In Table 3 we observed a high correlation between the DTI indices with the OARSI histology grades. The change in histology grades after injury correlated better with the changes in MD in the superficial layer than in the deep layer. This is consistent with the pattern of cartilage degradation observed in safranin-O stained sections, where the surface is the first to degrade, followed by a deterioration propagating down the cartilage. One factor that may explain the better correlation of the MD, compared with FA, is that the histology grades take into account the PG composition (via the safranin-O staining) and the cell death and, to a much lesser extent, the collagen damage³³. The pooled correlations are in line with a previous study on human samples with early cartilage damage (n=43) that reported a significant correlations of bulk MD ρ=0.55 (r=0.68 here, corresponding to ρ=0.69), MD in the superficial layer ρ=0.63 (r=0.77 here, corresponding to ρ=0.64), and bulk FA ρ=−0.26 (r=−0.51 here, corresponding to ρ=−0.34)¹⁷.

Our study had several limitations. First, we possessed a relatively small number of samples (three for each injury group), and the cartilage plugs were drawn from two subjects, therefore providing limited biological variability. However, despite the small sample size we were able to establish important connections between DTI and cartilage integrity and function, and show feasibility of this experimental set-up. Second, the cartilage-on-bone samples were extracted from different anatomical regions of the knee, since we worked with cartilage obtained from knee replacement surgery. This can potentially explain some variability present in the data. Third, we did not measure the matrix turnover, and so we did not have a standard of reference for the cartilage composition.
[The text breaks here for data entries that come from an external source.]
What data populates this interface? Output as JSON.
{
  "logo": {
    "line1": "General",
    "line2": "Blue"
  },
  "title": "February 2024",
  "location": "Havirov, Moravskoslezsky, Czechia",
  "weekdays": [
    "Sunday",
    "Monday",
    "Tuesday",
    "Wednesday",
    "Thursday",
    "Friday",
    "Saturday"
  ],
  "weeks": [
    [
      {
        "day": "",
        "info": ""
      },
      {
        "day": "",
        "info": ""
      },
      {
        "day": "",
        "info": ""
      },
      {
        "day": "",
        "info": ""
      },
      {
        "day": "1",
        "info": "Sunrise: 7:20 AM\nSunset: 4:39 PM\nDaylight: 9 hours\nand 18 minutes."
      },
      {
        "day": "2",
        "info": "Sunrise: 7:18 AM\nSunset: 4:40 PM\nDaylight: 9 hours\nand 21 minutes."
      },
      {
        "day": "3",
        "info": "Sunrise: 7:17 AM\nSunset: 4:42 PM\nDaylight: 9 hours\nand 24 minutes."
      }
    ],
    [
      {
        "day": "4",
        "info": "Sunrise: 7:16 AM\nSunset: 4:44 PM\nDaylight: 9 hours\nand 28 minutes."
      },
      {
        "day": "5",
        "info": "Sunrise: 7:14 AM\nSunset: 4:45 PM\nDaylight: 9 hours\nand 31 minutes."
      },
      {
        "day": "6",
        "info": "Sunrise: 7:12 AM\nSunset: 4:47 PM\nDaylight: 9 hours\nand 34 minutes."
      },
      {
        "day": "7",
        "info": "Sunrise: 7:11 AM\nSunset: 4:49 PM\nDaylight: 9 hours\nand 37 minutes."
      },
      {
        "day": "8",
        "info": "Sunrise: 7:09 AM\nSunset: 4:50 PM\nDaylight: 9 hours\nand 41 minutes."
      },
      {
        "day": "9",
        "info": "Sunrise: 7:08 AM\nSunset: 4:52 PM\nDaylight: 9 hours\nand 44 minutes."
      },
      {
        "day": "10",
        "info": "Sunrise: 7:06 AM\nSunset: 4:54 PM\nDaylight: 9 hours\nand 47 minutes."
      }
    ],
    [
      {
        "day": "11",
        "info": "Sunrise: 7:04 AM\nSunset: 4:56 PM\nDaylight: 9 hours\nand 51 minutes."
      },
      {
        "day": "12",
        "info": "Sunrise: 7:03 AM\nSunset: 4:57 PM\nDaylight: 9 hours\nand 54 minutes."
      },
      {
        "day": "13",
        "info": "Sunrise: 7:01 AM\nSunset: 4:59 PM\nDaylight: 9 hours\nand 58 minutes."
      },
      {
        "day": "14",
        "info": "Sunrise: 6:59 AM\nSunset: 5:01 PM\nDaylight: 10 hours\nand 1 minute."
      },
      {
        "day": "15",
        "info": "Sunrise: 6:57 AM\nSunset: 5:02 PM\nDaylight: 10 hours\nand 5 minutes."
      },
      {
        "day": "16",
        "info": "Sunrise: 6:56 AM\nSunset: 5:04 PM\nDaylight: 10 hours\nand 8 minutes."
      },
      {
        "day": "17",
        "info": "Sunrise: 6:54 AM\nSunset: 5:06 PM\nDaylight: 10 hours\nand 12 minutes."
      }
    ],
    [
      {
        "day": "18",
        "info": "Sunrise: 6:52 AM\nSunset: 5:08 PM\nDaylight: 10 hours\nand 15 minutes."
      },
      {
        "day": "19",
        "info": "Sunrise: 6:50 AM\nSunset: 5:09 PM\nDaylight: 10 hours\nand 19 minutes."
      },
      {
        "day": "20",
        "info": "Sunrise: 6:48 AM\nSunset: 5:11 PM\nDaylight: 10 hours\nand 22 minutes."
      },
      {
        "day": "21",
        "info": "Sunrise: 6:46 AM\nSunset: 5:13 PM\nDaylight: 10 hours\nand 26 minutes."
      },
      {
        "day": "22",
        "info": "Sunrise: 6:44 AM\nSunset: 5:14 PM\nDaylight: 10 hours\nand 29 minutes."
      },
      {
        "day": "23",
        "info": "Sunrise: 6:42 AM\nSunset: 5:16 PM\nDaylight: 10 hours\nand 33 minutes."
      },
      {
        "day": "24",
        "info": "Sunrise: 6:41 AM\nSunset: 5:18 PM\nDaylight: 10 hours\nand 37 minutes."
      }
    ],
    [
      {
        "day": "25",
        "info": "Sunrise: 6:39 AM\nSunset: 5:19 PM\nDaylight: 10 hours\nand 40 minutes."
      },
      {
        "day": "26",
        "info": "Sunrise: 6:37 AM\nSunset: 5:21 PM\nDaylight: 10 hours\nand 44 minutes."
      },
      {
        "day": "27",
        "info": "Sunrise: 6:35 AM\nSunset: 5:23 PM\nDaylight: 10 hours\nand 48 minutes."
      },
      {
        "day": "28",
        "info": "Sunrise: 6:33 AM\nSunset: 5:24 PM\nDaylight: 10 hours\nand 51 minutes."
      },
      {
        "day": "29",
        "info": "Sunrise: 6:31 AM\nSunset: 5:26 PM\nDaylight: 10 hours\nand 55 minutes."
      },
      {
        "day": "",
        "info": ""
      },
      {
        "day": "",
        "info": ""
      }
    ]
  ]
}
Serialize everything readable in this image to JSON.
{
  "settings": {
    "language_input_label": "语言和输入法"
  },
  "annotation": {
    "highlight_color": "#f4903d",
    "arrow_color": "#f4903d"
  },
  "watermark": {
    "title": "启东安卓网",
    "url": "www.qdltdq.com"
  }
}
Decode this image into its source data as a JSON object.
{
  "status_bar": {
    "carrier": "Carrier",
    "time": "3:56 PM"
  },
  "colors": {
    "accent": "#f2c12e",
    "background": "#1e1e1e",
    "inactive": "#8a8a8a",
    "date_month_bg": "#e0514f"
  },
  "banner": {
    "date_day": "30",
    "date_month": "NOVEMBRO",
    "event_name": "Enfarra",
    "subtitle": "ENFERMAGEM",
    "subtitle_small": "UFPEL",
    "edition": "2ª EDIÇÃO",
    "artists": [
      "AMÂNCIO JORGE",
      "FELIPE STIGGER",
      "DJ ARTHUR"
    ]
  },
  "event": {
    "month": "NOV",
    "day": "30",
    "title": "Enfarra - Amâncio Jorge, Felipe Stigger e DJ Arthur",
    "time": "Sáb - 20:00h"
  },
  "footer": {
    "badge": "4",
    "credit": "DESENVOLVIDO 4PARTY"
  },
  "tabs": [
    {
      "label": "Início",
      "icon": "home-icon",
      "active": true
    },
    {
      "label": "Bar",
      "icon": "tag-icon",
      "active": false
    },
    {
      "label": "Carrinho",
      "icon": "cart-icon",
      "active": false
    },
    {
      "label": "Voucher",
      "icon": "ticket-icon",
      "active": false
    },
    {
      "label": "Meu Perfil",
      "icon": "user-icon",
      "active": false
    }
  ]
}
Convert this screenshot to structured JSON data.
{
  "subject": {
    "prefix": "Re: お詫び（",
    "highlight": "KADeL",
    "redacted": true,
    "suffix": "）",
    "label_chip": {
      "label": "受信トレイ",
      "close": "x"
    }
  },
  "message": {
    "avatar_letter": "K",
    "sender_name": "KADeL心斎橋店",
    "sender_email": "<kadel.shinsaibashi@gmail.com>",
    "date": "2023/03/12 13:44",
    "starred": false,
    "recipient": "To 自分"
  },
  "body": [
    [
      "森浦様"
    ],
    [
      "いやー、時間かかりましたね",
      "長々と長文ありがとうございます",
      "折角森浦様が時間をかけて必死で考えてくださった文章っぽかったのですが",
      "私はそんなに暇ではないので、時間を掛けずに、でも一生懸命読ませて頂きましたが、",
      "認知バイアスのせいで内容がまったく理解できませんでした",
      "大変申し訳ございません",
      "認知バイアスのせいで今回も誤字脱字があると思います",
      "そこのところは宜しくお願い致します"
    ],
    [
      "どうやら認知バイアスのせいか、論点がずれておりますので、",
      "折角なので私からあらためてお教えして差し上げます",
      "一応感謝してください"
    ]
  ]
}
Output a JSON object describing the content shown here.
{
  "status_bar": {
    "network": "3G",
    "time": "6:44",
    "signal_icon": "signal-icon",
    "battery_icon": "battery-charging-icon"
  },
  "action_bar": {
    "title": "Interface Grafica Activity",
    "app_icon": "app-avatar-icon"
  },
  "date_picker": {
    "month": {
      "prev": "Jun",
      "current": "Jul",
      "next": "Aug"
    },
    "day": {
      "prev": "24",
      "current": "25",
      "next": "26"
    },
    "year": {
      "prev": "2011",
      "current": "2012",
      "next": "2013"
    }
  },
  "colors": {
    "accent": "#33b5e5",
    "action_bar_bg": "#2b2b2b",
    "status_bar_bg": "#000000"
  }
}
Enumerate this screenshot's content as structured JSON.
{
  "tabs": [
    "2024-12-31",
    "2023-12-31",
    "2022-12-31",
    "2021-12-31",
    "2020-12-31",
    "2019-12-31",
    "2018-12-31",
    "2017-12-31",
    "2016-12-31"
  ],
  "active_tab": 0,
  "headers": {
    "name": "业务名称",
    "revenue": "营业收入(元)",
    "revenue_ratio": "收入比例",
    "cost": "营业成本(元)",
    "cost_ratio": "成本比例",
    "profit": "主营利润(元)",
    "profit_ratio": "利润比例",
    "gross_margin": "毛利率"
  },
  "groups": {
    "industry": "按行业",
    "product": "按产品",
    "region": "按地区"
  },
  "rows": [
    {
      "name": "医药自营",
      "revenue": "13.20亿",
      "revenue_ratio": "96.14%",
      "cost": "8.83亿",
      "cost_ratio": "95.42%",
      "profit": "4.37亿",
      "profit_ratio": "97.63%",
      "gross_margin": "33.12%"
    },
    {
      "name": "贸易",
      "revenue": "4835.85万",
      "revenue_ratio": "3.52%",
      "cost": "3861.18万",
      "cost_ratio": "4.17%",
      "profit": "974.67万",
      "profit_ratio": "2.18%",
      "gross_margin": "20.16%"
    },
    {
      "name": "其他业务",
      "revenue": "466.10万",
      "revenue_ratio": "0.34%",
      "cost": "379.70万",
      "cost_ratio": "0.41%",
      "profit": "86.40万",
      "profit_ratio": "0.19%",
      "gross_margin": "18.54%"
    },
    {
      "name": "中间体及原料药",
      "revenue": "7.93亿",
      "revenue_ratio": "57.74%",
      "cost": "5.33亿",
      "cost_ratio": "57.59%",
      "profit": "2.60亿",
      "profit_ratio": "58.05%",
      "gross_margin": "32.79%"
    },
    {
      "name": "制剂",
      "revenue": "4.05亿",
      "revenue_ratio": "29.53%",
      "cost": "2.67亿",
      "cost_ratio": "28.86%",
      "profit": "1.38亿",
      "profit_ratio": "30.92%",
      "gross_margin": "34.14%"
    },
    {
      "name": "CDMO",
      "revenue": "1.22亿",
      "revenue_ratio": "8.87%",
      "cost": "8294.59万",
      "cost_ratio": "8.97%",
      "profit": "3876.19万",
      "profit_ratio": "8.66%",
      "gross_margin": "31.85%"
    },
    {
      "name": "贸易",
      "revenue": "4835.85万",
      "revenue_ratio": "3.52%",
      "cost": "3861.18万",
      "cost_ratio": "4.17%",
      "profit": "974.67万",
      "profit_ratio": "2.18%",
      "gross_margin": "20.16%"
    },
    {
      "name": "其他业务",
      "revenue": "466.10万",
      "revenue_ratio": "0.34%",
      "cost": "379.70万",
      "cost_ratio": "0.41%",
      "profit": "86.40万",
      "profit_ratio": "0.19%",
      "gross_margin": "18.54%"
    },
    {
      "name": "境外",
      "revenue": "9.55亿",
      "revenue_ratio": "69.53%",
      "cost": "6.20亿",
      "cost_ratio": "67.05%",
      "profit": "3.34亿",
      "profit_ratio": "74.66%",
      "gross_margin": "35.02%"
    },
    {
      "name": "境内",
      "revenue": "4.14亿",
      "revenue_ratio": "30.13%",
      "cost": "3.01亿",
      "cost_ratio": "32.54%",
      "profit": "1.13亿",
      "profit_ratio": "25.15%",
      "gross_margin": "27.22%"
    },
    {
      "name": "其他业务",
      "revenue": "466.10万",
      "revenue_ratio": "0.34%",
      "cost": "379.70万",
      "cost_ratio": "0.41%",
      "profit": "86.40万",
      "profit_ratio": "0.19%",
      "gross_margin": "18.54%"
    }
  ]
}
In conclusion, we have demonstrated the feasibility of a realistic in vitro experimental model of cartilage injury to help test the sensitivity and specificity of imaging biomarkers of cartilage integrity. Our experimental setup is performed in clinical scanners with the same sequences used in vivo, thus providing an interpretative framework for DTI clinical studies. In particular, we have shown that DTI is sensitive to track early changes in collagen and PG after injury and correlates with changes in biomechanics and histology. DTI biomarkers provide an advantage as surrogates of histology and biomechanics, since they promise real-time indicators in the diagnosis and the monitoring of the disease, with potential to accelerate clinical trials of new therapeutic interventions.